Infertility problems can be found in men (30% of cases), women (30% of cases), both (30%) and in 10% of the cases, the cause may not be located. So when facing infertility the chances that it's either a male or female cause is 50-50.Causes of male infertility are abnormal sperm production or function caused by genetic defects, and infections; problems with sperm delivery such as blockages, injury to reproductive organs, structural issues ; damage due to cancer treatment such as chemotherapy and overexposure to environmental factors such as pesticides, radiation, heat and some chemicals. In women main causes of infertility are ovulation disorders, STIs, hormonal imbalances, polycystic ovary syndrome, endometriosis, fibroids and problems with fallopian tubes. However what is more worrying is the general belief that women are the ones who are affected by infertility and when couples fail to conceive, men always want to exonerate themselves and push women to go for medical tests alone.

In order to avert this problem Mrs Dorothy Musungate ,the co-founder of a local organisation that works with infertile couples ,Mwanachipo Africa Trust, has decided to close this gap and is mobilizing men to go for fertility tests and pay for some of them."We believe that there is need to change the status quo and men must also be responsible for infertility: It's a shared responsibility", she said this while addressing members of Tariro-Hope Support Group. She called on all male members of the support group who wanted to have semen analysis done but facing financial constraints to contact the administrators of the group.
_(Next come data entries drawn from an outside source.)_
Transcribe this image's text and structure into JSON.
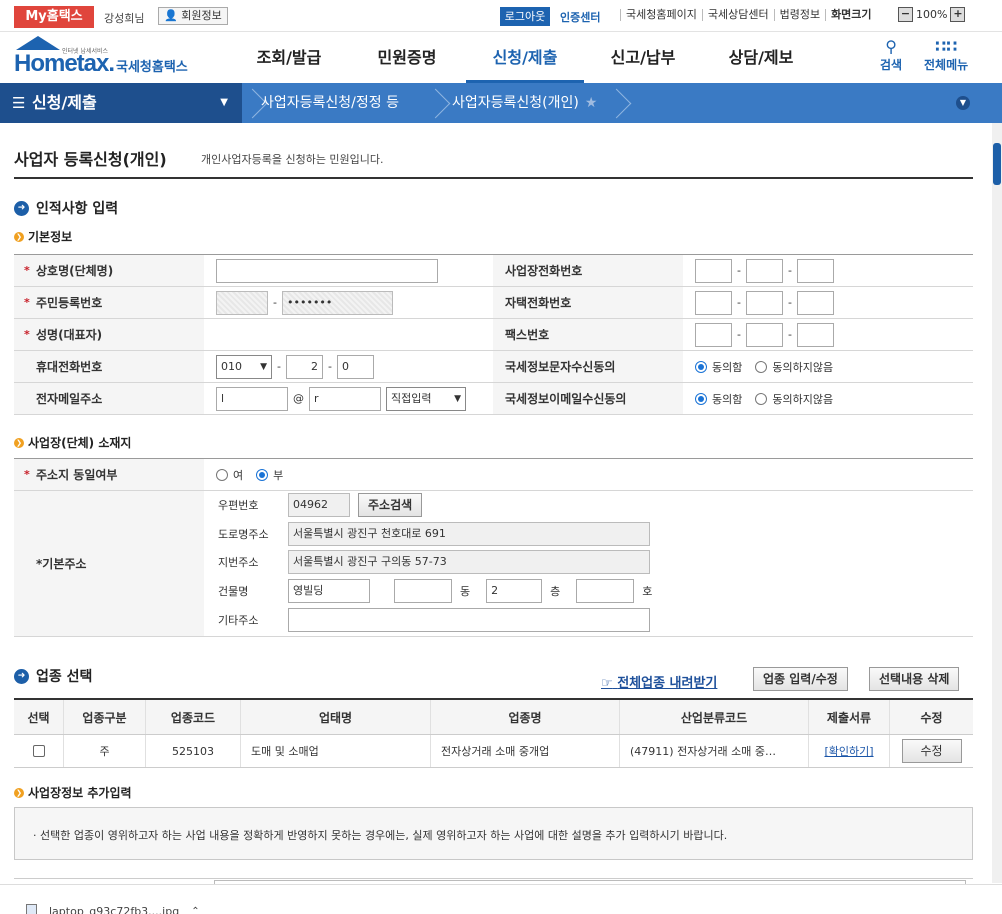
{
  "topbar": {
    "my_label": "My홈택스",
    "user_name": "강성희님",
    "member_label": "회원정보",
    "logout_label": "로그아웃",
    "cert_label": "인증센터",
    "links": [
      "국세청홈페이지",
      "국세상담센터",
      "법령정보",
      "화면크기"
    ],
    "zoom_minus": "−",
    "zoom_value": "100%",
    "zoom_plus": "+"
  },
  "header": {
    "logo_text": "Hometax.",
    "logo_sub": "인터넷 납세서비스",
    "logo_kr": "국세청홈택스",
    "nav": [
      "조회/발급",
      "민원증명",
      "신청/제출",
      "신고/납부",
      "상담/제보"
    ],
    "active_nav_index": 2,
    "search_label": "검색",
    "menu_label": "전체메뉴"
  },
  "location": {
    "home": "신청/제출",
    "crumbs": [
      "사업자등록신청/정정 등",
      "사업자등록신청(개인)"
    ]
  },
  "page": {
    "title": "사업자 등록신청(개인)",
    "desc": "개인사업자등록을 신청하는 민원입니다."
  },
  "personal": {
    "section_title": "인적사항 입력",
    "basic_title": "기본정보",
    "rows": [
      {
        "label": "상호명(단체명)",
        "required": true,
        "right_label": "사업장전화번호"
      },
      {
        "label": "주민등록번호",
        "required": true,
        "right_label": "자택전화번호"
      },
      {
        "label": "성명(대표자)",
        "required": true,
        "right_label": "팩스번호"
      },
      {
        "label": "휴대전화번호",
        "required": false,
        "right_label": "국세정보문자수신동의"
      },
      {
        "label": "전자메일주소",
        "required": false,
        "right_label": "국세정보이메일수신동의"
      }
    ],
    "rrn_masked": "•••••••",
    "mobile_prefix": "010",
    "mobile_mid": "2",
    "mobile_last": "0",
    "email_id": "l",
    "email_at": "@",
    "email_domain": "r",
    "email_select": "직접입력",
    "agree_label": "동의함",
    "disagree_label": "동의하지않음",
    "dash": "-"
  },
  "location_section": {
    "title": "사업장(단체) 소재지",
    "same_label": "주소지 동일여부",
    "yes_label": "여",
    "no_label": "부",
    "addr_label": "기본주소",
    "zip_label": "우편번호",
    "zip_value": "04962",
    "search_btn": "주소검색",
    "road_label": "도로명주소",
    "road_value": "서울특별시 광진구 천호대로 691",
    "lot_label": "지번주소",
    "lot_value": "서울특별시 광진구 구의동 57-73",
    "building_label": "건물명",
    "building_value": "영빌딩",
    "dong_unit": "동",
    "floor_value": "2",
    "floor_unit": "층",
    "ho_unit": "호",
    "other_label": "기타주소"
  },
  "industry": {
    "title": "업종 선택",
    "download_link": "전체업종 내려받기",
    "edit_btn": "업종 입력/수정",
    "delete_btn": "선택내용 삭제",
    "columns": [
      "선택",
      "업종구분",
      "업종코드",
      "업태명",
      "업종명",
      "산업분류코드",
      "제출서류",
      "수정"
    ],
    "row": {
      "type": "주",
      "code": "525103",
      "biz_type": "도매 및 소매업",
      "biz_name": "전자상거래 소매 중개업",
      "ksic": "(47911) 전자상거래 소매 중…",
      "docs": "[확인하기]",
      "edit": "수정"
    }
  },
  "extra": {
    "title": "사업장정보 추가입력",
    "notice": "· 선택한 업종이 영위하고자 하는 사업 내용을 정확하게 반영하지 못하는 경우에는, 실제 영위하고자 하는 사업에 대한 설명을 추가 입력하시기 바랍니다."
  },
  "download_bar": {
    "filename": "laptop_g93c72fb3....jpg"
  },
  "colors": {
    "brand_blue": "#1d63b0",
    "nav_dark": "#1e4f8d",
    "nav_bar": "#3a7ac4",
    "my_red": "#e0453c",
    "required_red": "#c8202a"
  }
}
She also invited individuals, private organisations, churches, donors and NGOs to come on board and partner them to assist these members since infertility diagnosis and treatment require deep pockets.Mrs Musungate also said, "We believe in partnerships and multi-sactoral approach in order to fight infertility and we are making various steps in achieving SDGs 3 and 5 as well as fufilling the 2016-2020 National Health Strategy for Zimbabwe: Equity and Quality in health: leaving no one behind." Medical practitioners usually encourage all couples facing fertility challenges to address infertility issues together and not leave men behind.